Is het voor iedereen haalbaar een eigen woning te kopen?

De woningprijzen in België zijn recent versneld toegenomen na vele decennia van bijna ononderbroken stijgingen. Daardoor neemt de bezorgdheid toe over de mogelijkheid voor gezinnen om hun eigen woning te kopen. Het beschikbare inkomen van de gezinnen is in iets meer dan twee decennia weliswaar gestaag gestegen, maar minder dan de huizenprijzen in dezelfde periode. De betaalbaarheid van de woningen is niet in dezelfde mate verslechterd, omdat de hypotheekrente tegelijkertijd aanzienlijk is gedaald. Dat maakt het voor gezinnen gemakkelijker om te lenen.

Het volume van nieuwe kredieten neemt toe sinds 2015, al is het aandeel jonge kredietnemers (18-34-jarigen) licht gedaald. Toch is het percentage kredieten met een hoge quotiteit (loan-to-value-ratio) kleiner geworden. Aangezien de woningprijzen zijn gestegen, wijst dat erop dat meer eigen middelen nodig zijn om een woning te kopen. Hoewel (jonge) gezinnen nog steeds toegang hebben tot de hypotheekmarkt, moeten ze dus een grotere financiële inspanning leveren dan vroeger. Dat kan jongeren zonder groot vermogen ertoe dwingen leningen af te sluiten met hogere terugbetalingskosten, een minderwaardige of minder goed gelegen woning te kopen of hun toevlucht te zoeken tot de huurmarkt.

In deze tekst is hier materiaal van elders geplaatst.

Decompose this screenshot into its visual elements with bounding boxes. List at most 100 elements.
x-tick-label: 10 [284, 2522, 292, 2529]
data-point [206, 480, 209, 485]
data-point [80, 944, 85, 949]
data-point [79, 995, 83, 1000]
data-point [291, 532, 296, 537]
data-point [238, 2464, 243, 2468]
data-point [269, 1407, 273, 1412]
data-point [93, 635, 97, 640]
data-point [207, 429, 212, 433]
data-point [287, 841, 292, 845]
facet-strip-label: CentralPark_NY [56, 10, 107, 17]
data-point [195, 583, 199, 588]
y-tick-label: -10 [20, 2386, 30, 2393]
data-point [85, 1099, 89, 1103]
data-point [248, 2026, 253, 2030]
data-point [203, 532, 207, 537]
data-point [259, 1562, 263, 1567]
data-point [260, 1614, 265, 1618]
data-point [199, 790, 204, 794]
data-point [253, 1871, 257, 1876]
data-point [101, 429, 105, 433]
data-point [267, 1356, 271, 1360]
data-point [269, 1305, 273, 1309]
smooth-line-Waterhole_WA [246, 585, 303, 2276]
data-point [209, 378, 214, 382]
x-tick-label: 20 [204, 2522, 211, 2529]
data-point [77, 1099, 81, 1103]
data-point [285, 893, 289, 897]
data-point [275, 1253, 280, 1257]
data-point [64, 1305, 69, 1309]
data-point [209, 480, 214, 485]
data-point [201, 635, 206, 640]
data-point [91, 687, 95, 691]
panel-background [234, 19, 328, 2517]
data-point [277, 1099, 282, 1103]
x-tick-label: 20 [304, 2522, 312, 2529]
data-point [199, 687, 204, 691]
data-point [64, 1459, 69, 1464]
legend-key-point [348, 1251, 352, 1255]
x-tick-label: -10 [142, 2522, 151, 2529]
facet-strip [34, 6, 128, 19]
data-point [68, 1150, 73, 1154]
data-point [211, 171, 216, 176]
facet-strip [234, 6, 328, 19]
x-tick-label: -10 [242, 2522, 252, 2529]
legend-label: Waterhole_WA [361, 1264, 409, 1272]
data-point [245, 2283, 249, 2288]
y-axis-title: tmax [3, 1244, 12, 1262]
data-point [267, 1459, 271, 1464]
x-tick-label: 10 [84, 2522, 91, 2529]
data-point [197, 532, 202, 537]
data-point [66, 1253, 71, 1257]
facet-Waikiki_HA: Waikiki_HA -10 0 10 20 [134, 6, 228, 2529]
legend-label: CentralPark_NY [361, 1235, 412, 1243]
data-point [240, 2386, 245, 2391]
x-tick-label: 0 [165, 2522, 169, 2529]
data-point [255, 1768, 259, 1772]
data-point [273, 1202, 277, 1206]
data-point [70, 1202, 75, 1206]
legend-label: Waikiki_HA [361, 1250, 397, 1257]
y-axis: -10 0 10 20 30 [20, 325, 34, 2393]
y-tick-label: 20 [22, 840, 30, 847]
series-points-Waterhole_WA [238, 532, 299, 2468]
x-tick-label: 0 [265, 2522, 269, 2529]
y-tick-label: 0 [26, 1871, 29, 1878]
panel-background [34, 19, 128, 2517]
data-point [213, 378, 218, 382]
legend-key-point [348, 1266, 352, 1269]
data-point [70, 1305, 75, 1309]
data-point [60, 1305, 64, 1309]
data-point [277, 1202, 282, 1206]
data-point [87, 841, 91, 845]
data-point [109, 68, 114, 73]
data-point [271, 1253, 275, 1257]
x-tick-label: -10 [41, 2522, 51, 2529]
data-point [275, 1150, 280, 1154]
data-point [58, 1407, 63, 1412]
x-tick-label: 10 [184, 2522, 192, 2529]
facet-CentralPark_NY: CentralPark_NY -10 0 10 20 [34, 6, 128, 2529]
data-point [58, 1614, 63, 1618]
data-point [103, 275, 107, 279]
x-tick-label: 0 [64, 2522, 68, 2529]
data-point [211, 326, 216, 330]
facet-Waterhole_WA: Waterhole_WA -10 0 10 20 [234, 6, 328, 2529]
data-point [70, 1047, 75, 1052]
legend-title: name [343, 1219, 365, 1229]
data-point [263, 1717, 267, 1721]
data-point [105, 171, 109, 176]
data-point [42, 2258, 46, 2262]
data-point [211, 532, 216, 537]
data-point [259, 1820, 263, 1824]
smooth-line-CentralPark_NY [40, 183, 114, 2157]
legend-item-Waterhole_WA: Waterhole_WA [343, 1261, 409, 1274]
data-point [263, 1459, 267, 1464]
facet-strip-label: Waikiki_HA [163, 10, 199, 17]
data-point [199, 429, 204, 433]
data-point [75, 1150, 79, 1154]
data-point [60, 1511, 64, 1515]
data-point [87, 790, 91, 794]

De terugbetalingslast van een hypothecaire lening voor een voltijds werkend koppel met een gemiddeld loon blijft op een peil dat we als gezond kunnen beschouwen. Die kan evenwel aanzienlijk hoger zijn voor gezinnen met een minder gunstige financiële situatie, zoals gezinnen die onvoldoende eigen middelen hebben. De last kan bovendien uitermate hoog uitvallen in dure stadscentra zoals Brussel, Gent en Leuven.

Er kan worden vastgesteld dat in ongeveer 20 jaar tijd het verschil in het percentage eigenaars tussen de rijkste gezinnen en de financieel minder begunstigde gezinnen groter is geworden.